O levantamento aponta que, embora haja melhorias em índices de educação formal e renda, mulheres negras entre 14 e 29 anos enfrentam desigualdades intensas no mercado de trabalho. Entre 14 e 17 anos, a taxa de desocupação atinge 24,7%, 1,4 vez maior que a dos homens brancos. Na faixa de 18 a 24 anos, esse percentual sobe para 16,5%, 1,6 vez superior à comparação equivalente.
Entre 25 e 29 anos, a taxa de desocupação chega a 10,3% para mulheres negras, o dobro da observada entre mulheres brancas e quase três vezes mais que a dos homens brancos. Shirley Santos, coordenadora da Rede Multiatores pelo Ceert, ressalta que “o mercado de trabalho melhorou, mas não melhorou de forma igual para todas as pessoas” e destaca a influência do racismo estrutural e das dificuldades territoriais.

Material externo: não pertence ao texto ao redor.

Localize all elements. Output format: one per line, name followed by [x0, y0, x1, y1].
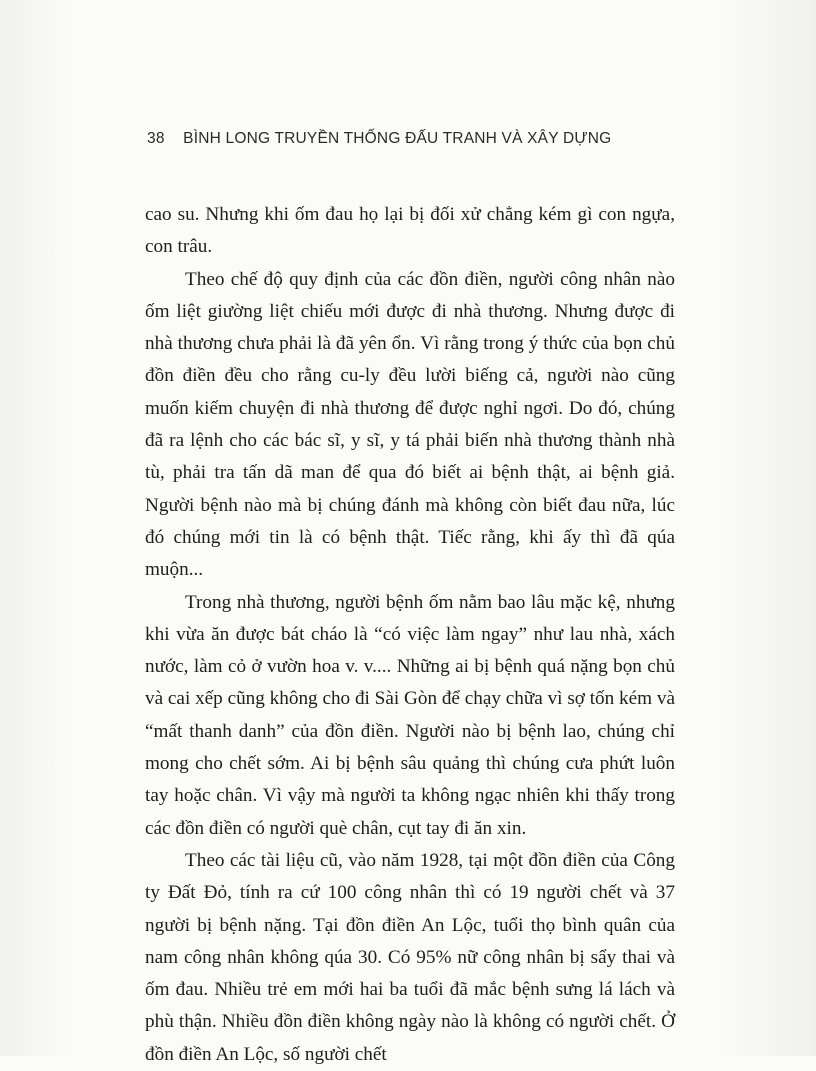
running-title: BÌNH LONG TRUYỀN THỐNG ĐẤU TRANH VÀ XÂY DỰNG — [183, 130, 612, 147]
page-number: 38 — [147, 130, 165, 147]
page-shadow-left — [0, 0, 70, 1056]
running-header — [147, 130, 667, 148]
body-text — [145, 199, 675, 1071]
paragraph-2: Theo chế độ quy định của các đồn điền, người công nhân nào ốm liệt giường liệt chiếu mới được đi nhà thương. Nhưng được đi nhà thương chưa phải là đã yên ổn. Vì rằng trong ý thức của bọn chủ đồn điền đều cho rằng cu-ly đều lười biếng cả, người nào cũng muốn kiếm chuyện đi nhà thương để được nghỉ ngơi. Do đó, chúng đã ra lệnh cho các bác sĩ, y sĩ, y tá phải biến nhà thương thành nhà tù, phải tra tấn dã man để qua đó biết ai bệnh thật, ai bệnh giả. Người bệnh nào mà bị chúng đánh mà không còn biết đau nữa, lúc đó chúng mới tin là có bệnh thật. Tiếc rằng, khi ấy thì đã qúa muộn... — [145, 268, 675, 581]
paragraph-1: cao su. Nhưng khi ốm đau họ lại bị đối xử chẳng kém gì con ngựa, con trâu. — [145, 204, 675, 258]
paragraph-3: Trong nhà thương, người bệnh ốm nằm bao lâu mặc kệ, nhưng khi vừa ăn được bát cháo là “có việc làm ngay” như lau nhà, xách nước, làm cỏ ở vườn hoa v. v.... Những ai bị bệnh quá nặng bọn chủ và cai xếp cũng không cho đi Sài Gòn để chạy chữa vì sợ tốn kém và “mất thanh danh” của đồn điền. Người nào bị bệnh lao, chúng chỉ mong cho chết sớm. Ai bị bệnh sâu quảng thì chúng cưa phứt luôn tay hoặc chân. Vì vậy mà người ta không ngạc nhiên khi thấy trong các đồn điền có người què chân, cụt tay đi ăn xin. — [145, 591, 675, 839]
paragraph-4: Theo các tài liệu cũ, vào năm 1928, tại một đồn điền của Công ty Đất Đỏ, tính ra cứ 100 công nhân thì có 19 người chết và 37 người bị bệnh nặng. Tại đồn điền An Lộc, tuổi thọ bình quân của nam công nhân không qúa 30. Có 95% nữ công nhân bị sẩy thai và ốm đau. Nhiều trẻ em mới hai ba tuổi đã mắc bệnh sưng lá lách và phù thận. Nhiều đồn điền không ngày nào là không có người chết. Ở đồn điền An Lộc, số người chết — [145, 849, 675, 1065]
page-shadow-right — [716, 0, 816, 1056]
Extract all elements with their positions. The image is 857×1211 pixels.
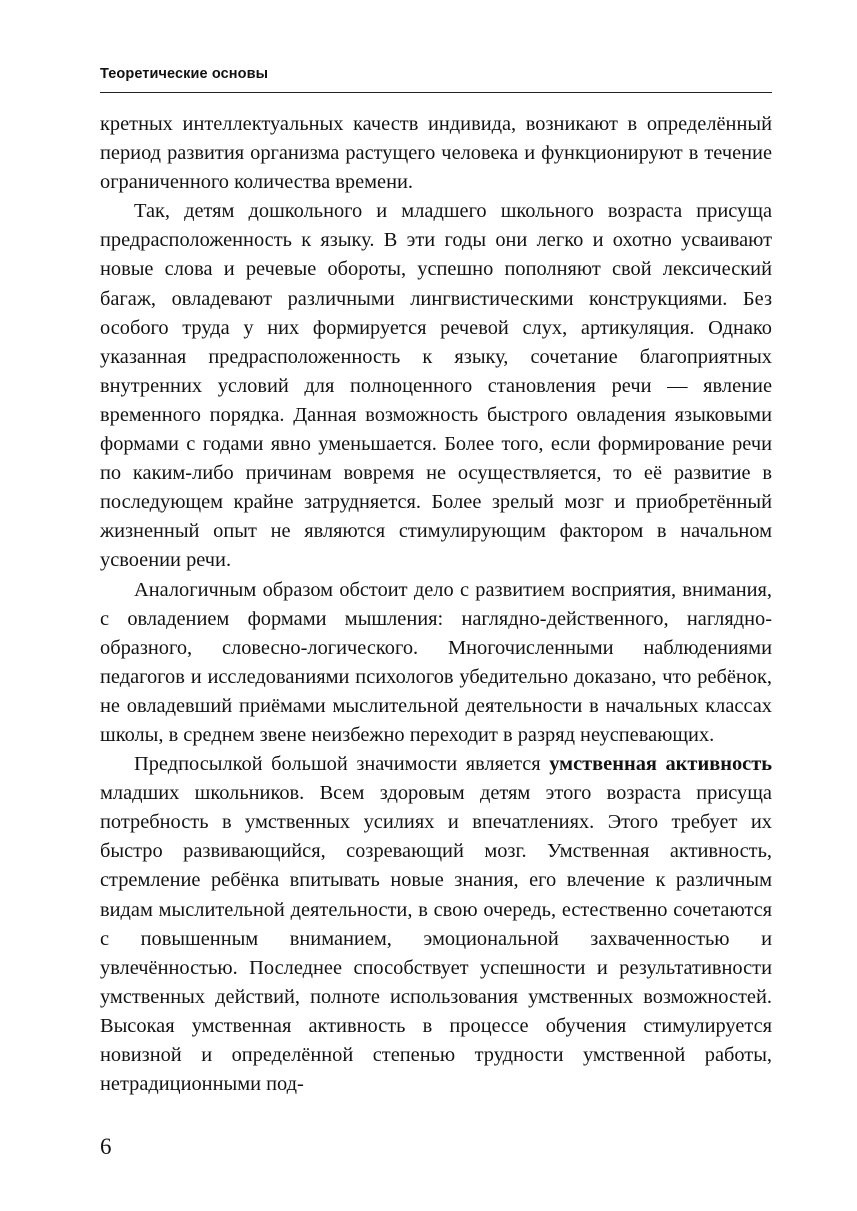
running-head: Теоретические основы [100,66,269,82]
page-number: 6 [100,1134,112,1159]
paragraph-mental-activity [100,750,772,1099]
page-content [100,66,772,1099]
body-text [100,110,772,1099]
paragraph-language-predisposition: Так, детям дошкольного и младшего школьного возраста присуща предрасположенность к языку. В эти годы они легко и охотно усваивают новые слова и речевые обороты, успешно пополняют свой лексический багаж, овладевают различными лингвистическими конструкциями. Без особого труда у них формируется речевой слух, артикуляция. Однако указанная предрасположенность к языку, сочетание благоприятных внутренних условий для полноценного становления речи — явление временного порядка. Данная возможность быстрого овладения языковыми формами с годами явно уменьшается. Более того, если формирование речи по каким-либо причинам вовремя не осуществляется, то её развитие в последующем крайне затрудняется. Более зрелый мозг и приобретённый жизненный опыт не являются стимулирующим фактором в начальном усвоении речи. [100,200,772,572]
emphasis-mental-activity: умственная активность [549,753,773,776]
paragraph-thinking-forms: Аналогичным образом обстоит дело с развитием восприятия, внимания, с овладением формами мышления: наглядно-действенного, наглядно-образного, словесно-логического. Многочисленными наблюдениями педагогов и исследованиями психологов убедительно доказано, что ребёнок, не овладевший приёмами мыслительной деятельности в начальных классах школы, в среднем звене неизбежно переходит в разряд неуспевающих. [100,578,772,746]
paragraph-lead-text: Предпосылкой большой значимости является [134,753,550,776]
header-divider [100,92,772,93]
paragraph-rest-text: младших школьников. Всем здоровым детям этого возраста присуща потребность в умственных усилиях и впечатлениях. Этого требует их быстро развивающийся, созревающий мозг. Умственная активность, стремление ребёнка впитывать новые знания, его влечение к различным видам мыслительной деятельности, в свою очередь, естественно сочетаются с повышенным вниманием, эмоциональной захваченностью и увлечённостью. Последнее способствует успешности и результативности умственных действий, полноте использования умственных возможностей. Высокая умственная активность в процессе обучения стимулируется новизной и определённой степенью трудности умственной работы, нетрадиционными под- [100,782,772,1096]
paragraph-continued: кретных интеллектуальных качеств индивида, возникают в определённый период развития организма растущего человека и функционируют в течение ограниченного количества времени. [100,113,772,194]
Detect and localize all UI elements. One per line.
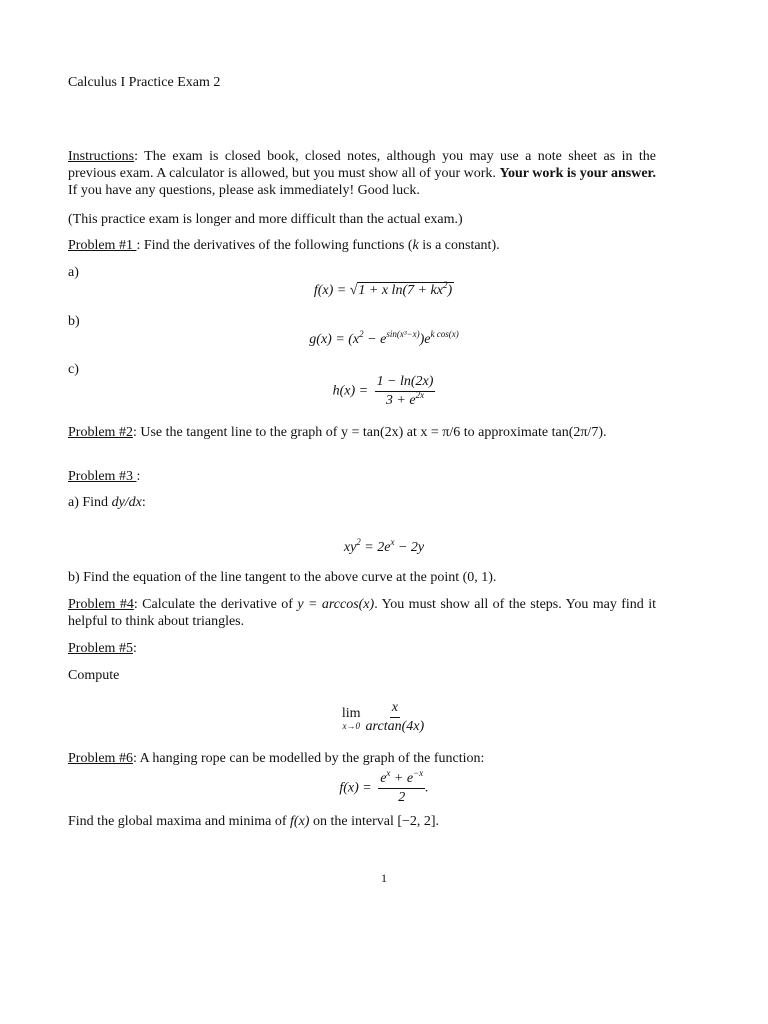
problem-6-find-expr: f(x) (290, 814, 310, 829)
problem-4-text-b: . You must show all of the steps. You may find it helpful to think about triangles. (68, 597, 656, 629)
implicit-lhs: xy (343, 540, 357, 555)
sqrt-radicand: 1 + x $\ln(7 + kx^2)$ (358, 280, 453, 298)
rope-num-b-exp: −x (413, 768, 424, 778)
instructions-label: Instructions (68, 149, 135, 164)
rope-num-a: e (380, 771, 387, 786)
problem-4-label: Problem #4 (68, 597, 134, 612)
fraction-rope (378, 768, 425, 806)
problem-3-part-b: b) Find the equation of the line tangent to the above curve at the point (0, 1). (68, 570, 497, 585)
equation-g-mid2: )e (419, 332, 431, 347)
fraction-h-denominator (384, 392, 426, 409)
limit-word: lim (341, 705, 361, 721)
problem-3-heading (68, 468, 656, 485)
equation-g-exp2: k cos(x) (430, 329, 459, 339)
problem-4-statement (68, 596, 656, 630)
problem-1-statement (68, 237, 656, 254)
problem-3-label: Problem #3 (68, 469, 137, 484)
equation-g-mid: − e (363, 332, 387, 347)
equation-f-lhs: f(x) = (313, 283, 350, 298)
problem-4-expr: y = arccos(x) (297, 597, 375, 612)
problem-3-a-expr: dy/dx (111, 495, 142, 510)
part-a-label: a) (68, 265, 79, 280)
problem-1-text-b: is a constant). (418, 238, 500, 253)
problem-2-label: Problem #2 (68, 425, 133, 440)
equation-f (0, 282, 768, 299)
implicit-exp: x (390, 537, 395, 547)
instructions-bold: Your work is your answer. (499, 166, 656, 181)
instructions-text: The exam is closed book, closed notes, although you may use a note sheet as in the previous exam. A calculator is allowed, but you must show all of your work. (68, 149, 656, 181)
equation-g: $g(x) = (x^2 - e^{sin(x^3-x)})e^{k cos(x)}$ (309, 329, 459, 347)
fraction-h-numerator: 1 − ln(2x) (375, 374, 436, 392)
instructions-tail: If you have any questions, please ask immediately! Good luck. (68, 183, 420, 198)
problem-2-text: : Use the tangent line to the graph of y = tan(2x) at x = π/6 to approximate tan(2π/7). (132, 425, 607, 440)
problem-3-a-prefix: a) Find (68, 495, 112, 510)
practice-note: (This practice exam is longer and more difficult than the actual exam.) (68, 212, 463, 227)
problem-5-heading (68, 640, 656, 657)
fraction-h-den-exp: 2x (415, 390, 425, 400)
problem-6-statement (68, 750, 656, 767)
rope-lhs: f(x) = (339, 780, 376, 796)
rope-num-a-exp: x (386, 768, 391, 778)
problem-3-part-a (68, 494, 656, 511)
problem-6-find (68, 813, 656, 830)
equation-rope (0, 768, 768, 806)
problem-5-label: Problem #5 (68, 641, 133, 656)
equation-h-lhs: h(x) = (332, 383, 372, 399)
limit-operator (342, 705, 361, 731)
fraction-rope-numerator (378, 768, 425, 789)
equation-h (0, 374, 768, 409)
fraction-limit (364, 700, 427, 735)
rope-num-b: + e (390, 771, 414, 786)
sqrt-symbol: √1 + x $\ln(7 + kx^2)$ (349, 280, 453, 298)
page-number: 1 (381, 871, 387, 885)
fraction-rope-denominator: 2 (398, 790, 406, 805)
problem-6-find-a: Find the global maxima and minima of (68, 814, 291, 829)
problem-6-find-b: on the interval [−2, 2]. (309, 814, 440, 829)
problem-4-text-a: : Calculate the derivative of (133, 597, 298, 612)
implicit-mid: = 2e (360, 540, 391, 555)
problem-6-text: : A hanging rope can be modelled by the graph of the function: (132, 751, 485, 766)
problem-3-a-suffix: : (141, 495, 146, 510)
fraction-limit-numerator: x (390, 700, 400, 718)
part-c-label: c) (68, 362, 79, 377)
rope-dot: . (425, 780, 429, 796)
radicand-text: 1 + x ln(7 + kx (358, 283, 443, 298)
problem-1-label: Problem #1 (68, 238, 137, 253)
problem-6-label: Problem #6 (68, 751, 133, 766)
problem-2-statement (68, 424, 656, 441)
part-b-label: b) (68, 314, 80, 329)
equation-g-lhs: g(x) = (x (309, 332, 360, 347)
problem-1-k: k (412, 238, 419, 253)
compute-text: Compute (68, 668, 120, 683)
page-title: Calculus I Practice Exam 2 (68, 75, 221, 90)
problem-3-colon: : (136, 469, 141, 484)
instructions-paragraph (68, 148, 656, 199)
implicit-rhs: − 2y (394, 540, 425, 555)
equation-implicit: $xy^2 = 2e^x - 2y$ (343, 537, 425, 555)
fraction-h-den-base: 3 + e (385, 393, 416, 408)
instructions-sep: : (134, 149, 138, 164)
fraction-h (375, 374, 436, 409)
problem-5-colon: : (132, 641, 137, 656)
limit-expression (0, 700, 768, 735)
equation-g-exp1: sin(x³−x) (386, 329, 420, 339)
limit-subscript: x→0 (342, 720, 360, 731)
problem-1-text-a: : Find the derivatives of the following functions ( (136, 238, 413, 253)
fraction-limit-denominator: arctan(4x) (365, 719, 425, 734)
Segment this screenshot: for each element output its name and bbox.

A desigualdade também se expressa na renda. Em 2025, o rendimento médio das mulheres negras equivaleu a 46,5% do rendimento dos homens brancos. A informalidade entre jovens negras chega a 39,1%, enquanto o desalento alcança 44,2% entre elas na faixa de 25 a 29 anos. Na Grande São Paulo, disparidades semelhantes permanecem.
Shirley Santos afirma que políticas de cotas raciais, apesar de fundamentais, não são suficientes para enfrentar o ritmo das desigualdades. Ela defende políticas estruturantes, com foco em permanência, mobilidade social, proteção e acesso a posições de liderança, além do fortalecimento da educação para as relações étnico-raciais e da inclusão no setor privado.
O estudo destaca exemplos de experiências que apresentam resultados positivos, como programas de permanência estudantil, ampliação do acesso à creche, metas de diversidade no setor privado e programas de qualificação profissional para juventude negra. Também são citados incentivos à formalização do trabalho, fortalecimento de políticas territoriais e transferência de renda vinculada à inclusão produtiva.
Políticas de reparação e mecanismos de financiamento voltados para esse cenário são considerados necessários pela coordenadora. Segundo Shirley, “uma transição justa — seja no mercado de trabalho, na educação ou na agenda climática — só será efetiva se enfrentar as desigualdades estruturais que organizam a sociedade brasileira”.